A firm has 30% of its service calls made by a contractor, and 15% of these calls result in customer complaints. The other 70% of the service calls are made by their own employees, and these calls have a 5% complaint rate. Use Bayes’ theorem to find the probability that a complaint was from a customer whose service was provided by their own employees.
E=calls by employees
C=complaints
P(E)=1-0.30=0.70
P(C|E')=0.15
P(C|E)=0.05
P(C)=0.7*0.05+0.3*0.15=0.08
P(E|C)=P(E∩C)/P(C)
=P(C∩E)/P(C)
=P(C|E)*P(E)/P(C) (Bayes' theorem)
=0.05*0.7/0.08
=35/80
=7/16
=
To solve this problem using Bayes' theorem, we need to calculate the probability that a complaint was from a customer whose service was provided by their own employees given the information provided.
Let's define the following events:
A: Complaint is from a customer whose service was provided by the firm's employees.
B: Complaint is made by a contractor.
We are given the following probabilities:
P(B) = 0.30 (30% of service calls are made by a contractor)
P(A|B) = 0.15 (15% of contractor service calls result in customer complaints)
P(A') = 0.70 (the complement of A, so 70% of service calls are made by the firm's employees)
P(A'|B) = 0.05 (5% of service calls made by a contractor result in customer complaints)

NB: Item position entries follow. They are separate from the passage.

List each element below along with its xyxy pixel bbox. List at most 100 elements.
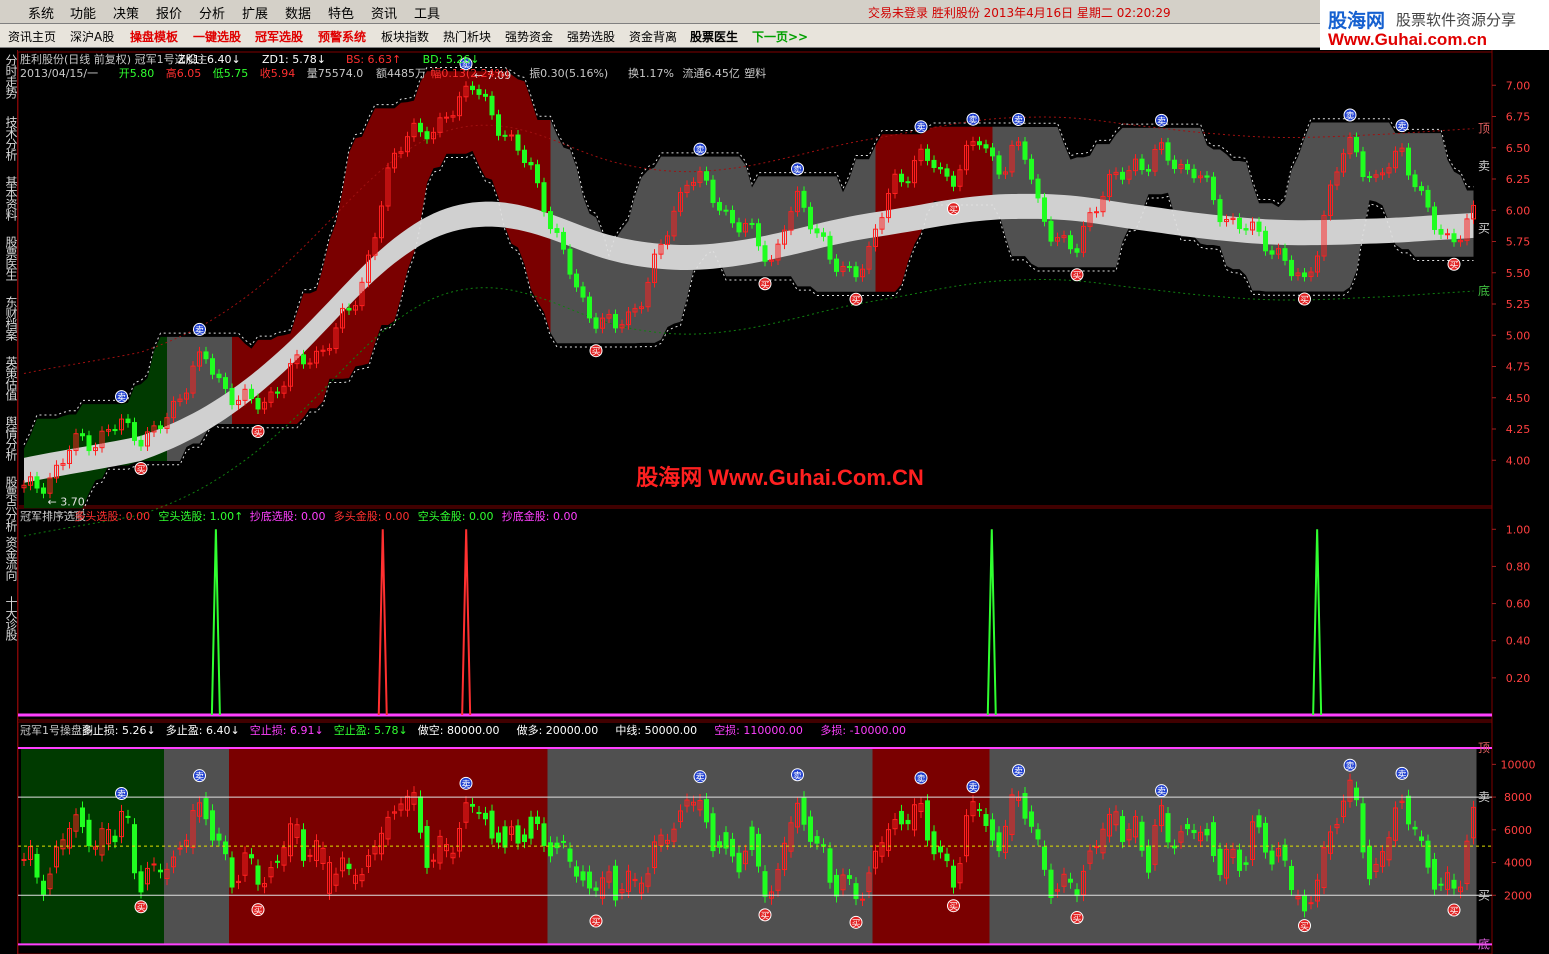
candle-body xyxy=(509,134,514,137)
osc-sell-signal-label: 卖 xyxy=(1397,769,1406,780)
buy-signal-label: 买 xyxy=(1300,295,1309,306)
p1-tick-label: 6.75 xyxy=(1506,111,1531,124)
osc-candle-body xyxy=(483,812,488,820)
candle-body xyxy=(834,258,839,272)
candle-body xyxy=(808,206,813,230)
p3-band-label-2: 买 xyxy=(1478,888,1490,902)
p1-quote-8: 振0.30(5.16%) xyxy=(529,66,608,80)
candle-body xyxy=(1438,228,1444,235)
osc-candle-body xyxy=(827,848,833,883)
osc-candle-body xyxy=(515,825,521,844)
candle-body xyxy=(561,231,566,250)
osc-candle-body xyxy=(132,824,137,874)
osc-candle-body xyxy=(1048,869,1054,898)
p2-title-1: 多头选股: 0.00 xyxy=(74,509,150,523)
osc-candle-body xyxy=(1068,878,1073,883)
p1-tick-label: 4.25 xyxy=(1506,423,1531,436)
price-zone-0 xyxy=(24,336,167,509)
osc-candle-body xyxy=(255,865,261,885)
p1-title-2: ZD1: 5.78↓ xyxy=(262,53,326,66)
osc-buy-signal-label: 买 xyxy=(851,918,860,929)
candle-body xyxy=(717,201,722,211)
candle-body xyxy=(346,307,352,311)
buy-signal-label: 买 xyxy=(591,347,600,358)
p3-title-3: 空止损: 6.91↓ xyxy=(250,723,324,737)
osc-sell-signal-label: 卖 xyxy=(1157,787,1166,798)
p1-quote-2: 高6.05 xyxy=(166,66,202,80)
osc-candle-body xyxy=(567,848,573,862)
buy-signal-label: 买 xyxy=(253,427,262,438)
osc-candle-body xyxy=(762,871,768,897)
p1-tick-label: 7.00 xyxy=(1506,79,1531,92)
sell-signal-label: 卖 xyxy=(968,115,977,126)
p2-title-2: 空头选股: 1.00↑ xyxy=(158,509,243,523)
sell-signal-label: 卖 xyxy=(1345,111,1354,122)
candle-body xyxy=(483,93,488,97)
p3-tick-label: 2000 xyxy=(1504,889,1532,902)
osc-buy-signal-label: 买 xyxy=(591,917,600,928)
candle-body xyxy=(1094,211,1099,214)
osc-candle-body xyxy=(1217,848,1223,876)
candle-body xyxy=(1406,147,1411,176)
osc-candle-body xyxy=(522,834,527,843)
p3-title-5: 做空: 80000.00 xyxy=(418,723,500,737)
osc-candle-body xyxy=(1406,795,1411,825)
osc-candle-body xyxy=(307,854,313,857)
candle-body xyxy=(853,266,859,278)
sell-signal-label: 卖 xyxy=(695,145,704,156)
sell-signal-label: 卖 xyxy=(195,325,204,336)
p1-quote-10: 流通6.45亿 xyxy=(682,66,740,80)
candle-body xyxy=(1302,272,1307,278)
osc-candle-body xyxy=(834,874,839,897)
candle-body xyxy=(255,397,261,410)
osc-buy-signal-label: 买 xyxy=(1449,906,1458,917)
osc-candle-body xyxy=(34,853,40,878)
osc-candle-body xyxy=(229,857,235,888)
sell-signal-label: 卖 xyxy=(1157,116,1166,127)
spike-1-0 xyxy=(210,529,221,716)
osc-candle-body xyxy=(1191,829,1197,834)
osc-candle-body xyxy=(1243,862,1249,865)
osc-candle-body xyxy=(489,810,495,839)
osc-candle-body xyxy=(925,800,930,841)
candle-body xyxy=(138,439,144,447)
osc-candle-body xyxy=(1256,815,1262,828)
candle-body xyxy=(1185,164,1190,170)
candle-body xyxy=(814,228,820,234)
p2-tick-label: 0.80 xyxy=(1506,560,1531,573)
osc-candle-body xyxy=(41,880,46,895)
osc-candle-body xyxy=(177,847,183,850)
candle-body xyxy=(1217,199,1223,223)
osc-candle-body xyxy=(931,831,937,855)
buy-signal-label: 买 xyxy=(949,205,958,216)
candle-body xyxy=(938,166,943,170)
p1-tick-label: 5.25 xyxy=(1506,298,1531,311)
candle-body xyxy=(593,317,599,329)
osc-candle-body xyxy=(502,826,508,848)
spike-1-1 xyxy=(986,529,997,716)
candle-body xyxy=(223,377,228,389)
candle-body xyxy=(905,181,911,184)
candle-body xyxy=(522,149,527,164)
p1-quote-1: 开5.80 xyxy=(119,67,155,80)
osc-candle-body xyxy=(223,841,228,855)
osc-candle-body xyxy=(1360,803,1366,853)
candle-body xyxy=(983,144,989,149)
candle-body xyxy=(951,175,956,187)
osc-candle-body xyxy=(346,863,352,870)
osc-buy-signal-label: 买 xyxy=(136,903,145,914)
p3-title-7: 中线: 50000.00 xyxy=(615,723,697,737)
candle-body xyxy=(301,354,306,365)
osc-candle-body xyxy=(301,829,306,861)
osc-candle-body xyxy=(1035,829,1041,840)
candle-body xyxy=(580,286,586,298)
osc-candle-body xyxy=(418,796,423,833)
candle-body xyxy=(34,476,40,489)
candle-body xyxy=(548,211,553,230)
candle-body xyxy=(931,159,937,168)
p1-quote-11: 塑料 xyxy=(744,66,766,80)
osc-sell-signal-label: 卖 xyxy=(793,771,802,782)
candle-body xyxy=(1048,220,1054,242)
stock-chart[interactable]: 卖卖买买卖卖买买卖卖买买卖卖买买卖卖买买卖卖买买卖卖卖卖买买卖卖买买卖卖卖卖买买… xyxy=(0,0,1549,954)
candle-body xyxy=(424,131,430,140)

Now, we can use Bayes' theorem to find P(A|B'), which is the probability that a complaint was from a customer whose service was provided by the firm's employees given that the complaint was not made by a contractor.
Bayes' theorem states:
P(A|B') = (P(B'|A) * P(A)) / P(B')
We can calculate each term:
P(B') = 1 - P(B) = 1 - 0.30 = 0.70 (the probability that the complaint was not made by a contractor)
P(B'|A) = P(A'|B) * P(B) / P(A') = 0.05 * 0.30 / 0.70 = 0.02143 (the probability that the complaint was not made by a contractor given that the service was provided by the firm's employees)
P(A) = 1 - P(A') = 1 - 0.70 = 0.30 (the probability that the service was provided by the firm's employees)
Now, we can substitute the values into Bayes' theorem to find P(A|B'):
P(A|B') = (0.02143 * 0.30) / 0.70 = 0.0091714
Therefore, the probability that a complaint was from a customer whose service was provided by the firm's employees, given that the complaint was not made by a contractor, is approximately 0.0091714 or 0.92%.
To find the probability that a complaint was from a customer whose service was provided by their own employees, we can use Bayes' theorem. Bayes' theorem is a mathematical formula that relates conditional probabilities. It can be stated as:
P(A | B) = (P(B | A) * P(A)) / P(B)
Where:
P(A | B) is the probability of event A occurring given that event B has occurred.
P(B | A) is the probability of event B occurring given that event A has occurred.
P(A) is the probability of event A occurring.
P(B) is the probability of event B occurring.
Let's define the events:
A: A complaint was from a customer whose service was provided by their own employees.
B: A complaint was made.
We are given the following probabilities:
P(A) = 70% = 0.7 (probability of a service call made by their own employees)
P(B | A) = 5% = 0.05 (probability of a complaint given that the service call was made by their own employees)
P(B) = ? (probability of a complaint)
To find P(B), we need to consider the probabilities of complaints for each type of service call:
1. Contractor service calls:
P(complaint | contractor) = 15% = 0.15
P(contractor) = 30% = 0.3
2. Employee service calls:
P(complaint | employee) = 5% = 0.05
P(employee) = 70% = 0.7
The probability of a complaint can be calculated using the law of total probability:
P(B) = P(complaint | contractor) * P(contractor) + P(complaint | employee) * P(employee)
= 0.15 * 0.3 + 0.05 * 0.7
= 0.045 + 0.035
= 0.08
Now we can calculate the probability using Bayes' theorem:
P(A | B) = (P(B | A) * P(A)) / P(B)
= (0.05 * 0.7) / 0.08
= 0.035 / 0.08
= 0.4375
Therefore, the probability that a complaint was from a customer whose service was provided by their own employees is 0.4375 or 43.75%.